Au prétexte de prévenir délinquance et criminalité dans la rue, et en expliquant qu'il ne s'agit que de «  tester » un dispositif, le canton prévoit d'installer 21 caméras de vidéosurveillance dans un périmètre restreint des Pâquis. Certains des partisans de cette opération ne cachent pas qu'il s'agit moins de développer un dispositif efficace de lutte  contre les violences, les trafics, les incivilités et les vols que de répondre au « sentiment d'insécurité »  des habitants.
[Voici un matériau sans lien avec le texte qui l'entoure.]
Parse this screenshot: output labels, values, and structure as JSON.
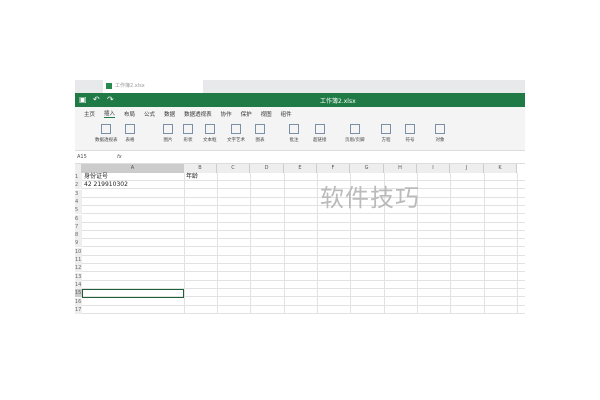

Mais il ne fait guère de doute qu'en réalité, la vidéosurveillance d'un périmètre délimité (et un périmètre « vidéosurveillé » ne peut qu'être délimité) ne fait, rapidement, que déplacer vers un périmètre non surveillé les comportements qu'on prétend vouloir rendre impossibles : c'est « l'effet plumeau »  : ça ne fait que déplacer la poussière... il est vrai qu'en période d'élection, ça peut aussi attirer des suffrages :  il y a donc de l'aspirateur électoral dans le plumeau sécuritaire.

« Allô ? Non mais allô quoi, t'as pas de vidéosurveillance ? mais c'est comme si t'avais pas de télé  »
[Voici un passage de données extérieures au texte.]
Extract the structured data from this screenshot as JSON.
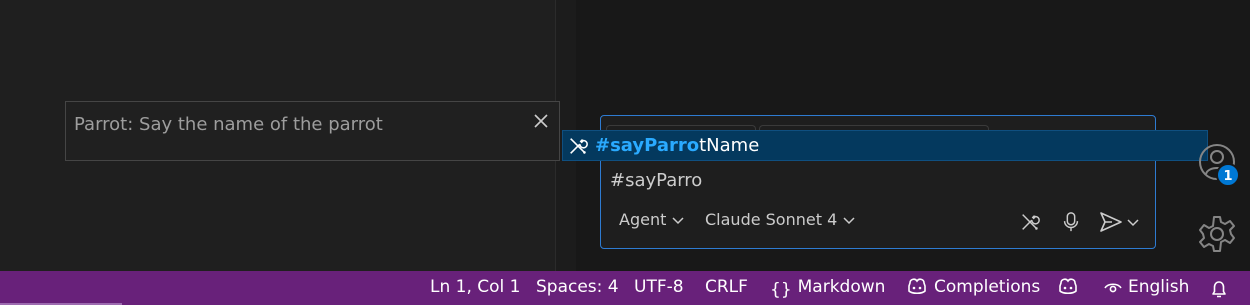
{
  "hover": {
    "text": "Parrot: Say the name of the parrot",
    "close_icon": "close-icon"
  },
  "suggest": {
    "match": "#sayParro",
    "rest": "tName",
    "icon": "tools-icon"
  },
  "chat": {
    "input_value": "#sayParro",
    "mode_label": "Agent",
    "model_label": "Claude Sonnet 4",
    "icons": [
      "tools-icon",
      "microphone-icon",
      "send-icon",
      "chevron-down-icon"
    ],
    "accent_color": "#2e7bd1"
  },
  "activity": {
    "account_badge": "1",
    "icons": [
      "account-icon",
      "gear-icon"
    ]
  },
  "status": {
    "position": "Ln 1, Col 1",
    "spaces": "Spaces: 4",
    "encoding": "UTF-8",
    "eol": "CRLF",
    "language_glyph": "{}",
    "language": "Markdown",
    "completions": "Completions",
    "locale": "English",
    "background_color": "#68217a"
  }
}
On n'a pas à ironiser sur le « sentiment d'insécurité » : qu'il soit justifié ou non par un danger réel, qu'il soit le produit d'une situation réelle ou d'une perception faussée de cette situation, il a pour conséquence une privation de liberté  -celle de se déplacer où l'on  veut, quand on veut. Une personne qui n'ose pas sortir de chez elle par crainte d'être agressée est privée d'un droit fondamental, et qu'elle s'en prive elle-même n'atténue en rien cette privation. Pour autant, les réponses politiques à ce «sentiment d'insécurité» doivent, elles, aller un peu plus loin, et plus profond, que sa caresse dans le sens du poil hérissé -en clair, elles doivent être à la fois efficaces et légitimes. La vidéosurveillance n'est ni l'une, ni l'autre.  Il ne faudra pas longtemps aux délinquants, aux criminels et aux incivils pour savoir précisément où ils seront filmés et où ils ne le seront pas. Et pour se comporter comme il convient là où sont les caméras, et comme ils le veulent là où elle ne sont pas. Et s'ils n'ont pas « logé » les caméras, et qu'ils délinquent sous leur regard, l'effet préventif aura été nul -comme le relevait fort justement dans un débat la députée verte Emilie Flamand, « les citoyens ne paient pas des impôts pour qu'on retrouve la personne qui leur a arraché leur sac, mais pour qu'on ne leur arrache pas leur sac »...  Et les mêmes citoyens ne paient pas des impôts pour qu'on les filme eux dans leur vie quotidienne et leurs actes privés.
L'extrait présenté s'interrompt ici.